A Tale of Two Cruises - early winter 2009 travel blog

Melk panorama

St. Florian panorama

monastery close up

inside

altar

organ

pews

another view

pulpit


Since medieval times – and I'm talking about the dawn of the last millenium – Europeans have been using the Danube River as a major transportation highway. The river flows from Germany to Bulgaria and is especially loved by the Austrians since it bisects their country. They've written songs about it. During the early 1000's, local monks charged tolls on boats traveling up and down the Danube and amassed great sums. They used these funds to build gigantic monasteries perched on the hilltops overlooking the river.
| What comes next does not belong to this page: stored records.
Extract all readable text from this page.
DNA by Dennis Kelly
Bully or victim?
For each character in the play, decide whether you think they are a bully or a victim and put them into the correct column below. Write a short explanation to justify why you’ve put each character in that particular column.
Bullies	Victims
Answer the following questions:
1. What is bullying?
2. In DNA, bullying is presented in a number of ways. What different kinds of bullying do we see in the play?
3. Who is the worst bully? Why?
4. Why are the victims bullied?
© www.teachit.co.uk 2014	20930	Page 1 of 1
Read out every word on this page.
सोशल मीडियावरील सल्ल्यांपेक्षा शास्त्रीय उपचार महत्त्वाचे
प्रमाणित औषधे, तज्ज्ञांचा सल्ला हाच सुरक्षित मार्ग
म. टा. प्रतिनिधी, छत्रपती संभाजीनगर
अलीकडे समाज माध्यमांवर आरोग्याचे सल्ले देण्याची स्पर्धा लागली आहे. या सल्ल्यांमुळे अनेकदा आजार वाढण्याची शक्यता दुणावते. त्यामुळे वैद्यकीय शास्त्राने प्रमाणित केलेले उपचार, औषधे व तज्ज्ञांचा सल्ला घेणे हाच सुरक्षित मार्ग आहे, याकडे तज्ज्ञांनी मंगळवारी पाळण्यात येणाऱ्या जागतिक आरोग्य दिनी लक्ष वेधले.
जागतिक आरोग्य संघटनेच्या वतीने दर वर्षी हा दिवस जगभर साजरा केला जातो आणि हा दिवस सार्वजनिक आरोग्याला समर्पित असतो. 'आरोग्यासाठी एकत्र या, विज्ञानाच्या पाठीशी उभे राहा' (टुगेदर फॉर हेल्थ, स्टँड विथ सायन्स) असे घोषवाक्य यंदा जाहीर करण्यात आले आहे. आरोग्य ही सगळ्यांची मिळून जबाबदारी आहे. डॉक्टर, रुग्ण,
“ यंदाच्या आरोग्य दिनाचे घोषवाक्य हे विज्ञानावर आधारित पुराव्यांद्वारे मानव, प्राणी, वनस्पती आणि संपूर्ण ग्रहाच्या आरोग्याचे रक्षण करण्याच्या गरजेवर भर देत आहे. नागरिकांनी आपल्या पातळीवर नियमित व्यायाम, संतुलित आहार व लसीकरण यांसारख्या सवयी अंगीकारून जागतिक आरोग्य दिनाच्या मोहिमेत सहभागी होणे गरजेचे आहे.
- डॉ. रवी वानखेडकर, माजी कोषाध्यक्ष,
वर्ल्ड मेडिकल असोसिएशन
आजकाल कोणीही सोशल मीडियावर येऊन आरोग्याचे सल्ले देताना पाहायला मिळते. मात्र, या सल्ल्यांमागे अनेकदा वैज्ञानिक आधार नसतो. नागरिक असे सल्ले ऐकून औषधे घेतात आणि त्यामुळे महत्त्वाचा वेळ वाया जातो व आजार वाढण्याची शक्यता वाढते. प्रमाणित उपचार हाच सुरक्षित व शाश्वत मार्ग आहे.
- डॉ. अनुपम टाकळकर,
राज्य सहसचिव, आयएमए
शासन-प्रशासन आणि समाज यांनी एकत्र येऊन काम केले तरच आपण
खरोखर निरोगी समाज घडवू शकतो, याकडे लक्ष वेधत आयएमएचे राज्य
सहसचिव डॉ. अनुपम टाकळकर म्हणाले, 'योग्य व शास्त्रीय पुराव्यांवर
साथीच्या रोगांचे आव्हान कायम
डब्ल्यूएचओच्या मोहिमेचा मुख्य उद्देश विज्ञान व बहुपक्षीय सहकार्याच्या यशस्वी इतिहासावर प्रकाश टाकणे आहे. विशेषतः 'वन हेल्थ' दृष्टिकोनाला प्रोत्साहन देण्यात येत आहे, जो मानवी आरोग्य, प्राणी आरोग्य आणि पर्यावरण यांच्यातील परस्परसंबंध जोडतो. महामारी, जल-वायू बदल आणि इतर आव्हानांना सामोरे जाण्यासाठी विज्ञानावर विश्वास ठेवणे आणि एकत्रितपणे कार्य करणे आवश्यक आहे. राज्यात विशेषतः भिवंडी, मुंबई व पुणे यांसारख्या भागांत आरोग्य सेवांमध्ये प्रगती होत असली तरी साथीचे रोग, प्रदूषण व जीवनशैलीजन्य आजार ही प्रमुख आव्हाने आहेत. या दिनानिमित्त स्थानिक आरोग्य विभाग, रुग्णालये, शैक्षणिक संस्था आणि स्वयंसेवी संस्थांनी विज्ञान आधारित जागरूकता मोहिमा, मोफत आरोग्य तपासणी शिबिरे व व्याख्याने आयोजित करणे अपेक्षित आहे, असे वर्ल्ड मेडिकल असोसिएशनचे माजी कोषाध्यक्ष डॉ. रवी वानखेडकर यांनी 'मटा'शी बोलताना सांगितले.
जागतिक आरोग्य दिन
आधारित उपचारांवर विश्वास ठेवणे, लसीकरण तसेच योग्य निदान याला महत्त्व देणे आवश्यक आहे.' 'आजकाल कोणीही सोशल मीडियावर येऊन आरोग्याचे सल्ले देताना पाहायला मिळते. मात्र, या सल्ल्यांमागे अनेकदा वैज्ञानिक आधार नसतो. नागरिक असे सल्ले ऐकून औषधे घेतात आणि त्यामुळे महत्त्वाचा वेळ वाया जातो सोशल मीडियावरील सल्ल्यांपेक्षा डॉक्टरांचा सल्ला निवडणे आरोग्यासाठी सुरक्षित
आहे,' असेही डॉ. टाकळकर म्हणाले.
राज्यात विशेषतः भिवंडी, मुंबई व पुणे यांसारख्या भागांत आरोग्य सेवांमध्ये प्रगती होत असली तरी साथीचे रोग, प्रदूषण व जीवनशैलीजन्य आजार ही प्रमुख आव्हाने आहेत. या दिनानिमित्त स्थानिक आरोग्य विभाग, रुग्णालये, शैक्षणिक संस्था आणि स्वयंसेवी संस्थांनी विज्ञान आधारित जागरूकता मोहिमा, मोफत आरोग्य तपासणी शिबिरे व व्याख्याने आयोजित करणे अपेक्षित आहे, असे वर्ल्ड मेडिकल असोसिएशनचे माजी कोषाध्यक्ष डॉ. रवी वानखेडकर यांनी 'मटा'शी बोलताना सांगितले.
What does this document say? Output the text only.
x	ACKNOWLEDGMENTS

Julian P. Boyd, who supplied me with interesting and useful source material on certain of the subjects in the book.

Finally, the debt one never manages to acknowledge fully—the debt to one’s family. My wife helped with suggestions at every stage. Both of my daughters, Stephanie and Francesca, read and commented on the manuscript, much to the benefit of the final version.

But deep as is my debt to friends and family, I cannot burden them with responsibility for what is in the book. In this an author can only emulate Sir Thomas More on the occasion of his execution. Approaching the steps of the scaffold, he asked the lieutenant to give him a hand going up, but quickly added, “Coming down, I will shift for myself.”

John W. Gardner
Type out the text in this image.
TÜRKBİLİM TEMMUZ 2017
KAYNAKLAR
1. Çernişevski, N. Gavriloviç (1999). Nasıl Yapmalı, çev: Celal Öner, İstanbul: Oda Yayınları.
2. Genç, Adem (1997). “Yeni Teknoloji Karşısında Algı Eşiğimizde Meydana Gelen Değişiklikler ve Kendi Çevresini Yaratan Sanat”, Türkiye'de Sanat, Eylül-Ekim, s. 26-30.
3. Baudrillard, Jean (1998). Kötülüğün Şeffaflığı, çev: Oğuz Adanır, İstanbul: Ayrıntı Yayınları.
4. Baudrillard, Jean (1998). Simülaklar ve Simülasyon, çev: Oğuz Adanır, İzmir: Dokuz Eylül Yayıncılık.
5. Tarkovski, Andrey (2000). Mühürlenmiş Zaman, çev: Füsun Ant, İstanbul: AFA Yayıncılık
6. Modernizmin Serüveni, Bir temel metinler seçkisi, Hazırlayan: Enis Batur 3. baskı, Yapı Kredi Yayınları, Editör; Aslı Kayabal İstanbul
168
At that time time clerics were major movers and shakers and preserved and passed along whatever knowledge man had acquired at that point. Huge libraries were a major feature of these complexes as well as significant churches.

On the drive from Munich to Vienna we drove parallel to the Danube on the Autobahn. While much of the day of necessity was spent driving, we stopped at two of these monasteries to stretch our legs and admire these amazing buildings. Because the major tourist season is over, it was easy to find a place to park, but not possible to obtain a tour and see the monasteries in their entirety. However, we really did not have time to do these places justice. We saw enough to know that we want to come back. We ate lunch at one of the monasteries. No bread and water, but typical Austrian food - goulash for me and Weinerschnitzel for Ken. The goulash came with a glob of sour cream on the side. Austrian cooking is not the best choice for those worrying about chloresterol.

The Germans are noted for being fast drivers, but on the Autobahn the Austrians are no slouches either. Trucks understandably have a lower speed limit, and when you ease out to pass them, you have to peer way behind you or a car could drive up your back side before you notice it. On a three lane highway it is strictly forbidden to pass on the right, even if there is plenty of space to do so. Driver beware.

The GPS was a god send once again as we wound our way through the busy, narrow streets of Vienna. Our accommodations are on a one way street surrounded by other one way streets, and we drove here as if we knew exactly where we were going. Luckily, our digs come with a parking spot or we would be perched on a side walk somewhere. Big old European cities are really no place for a car.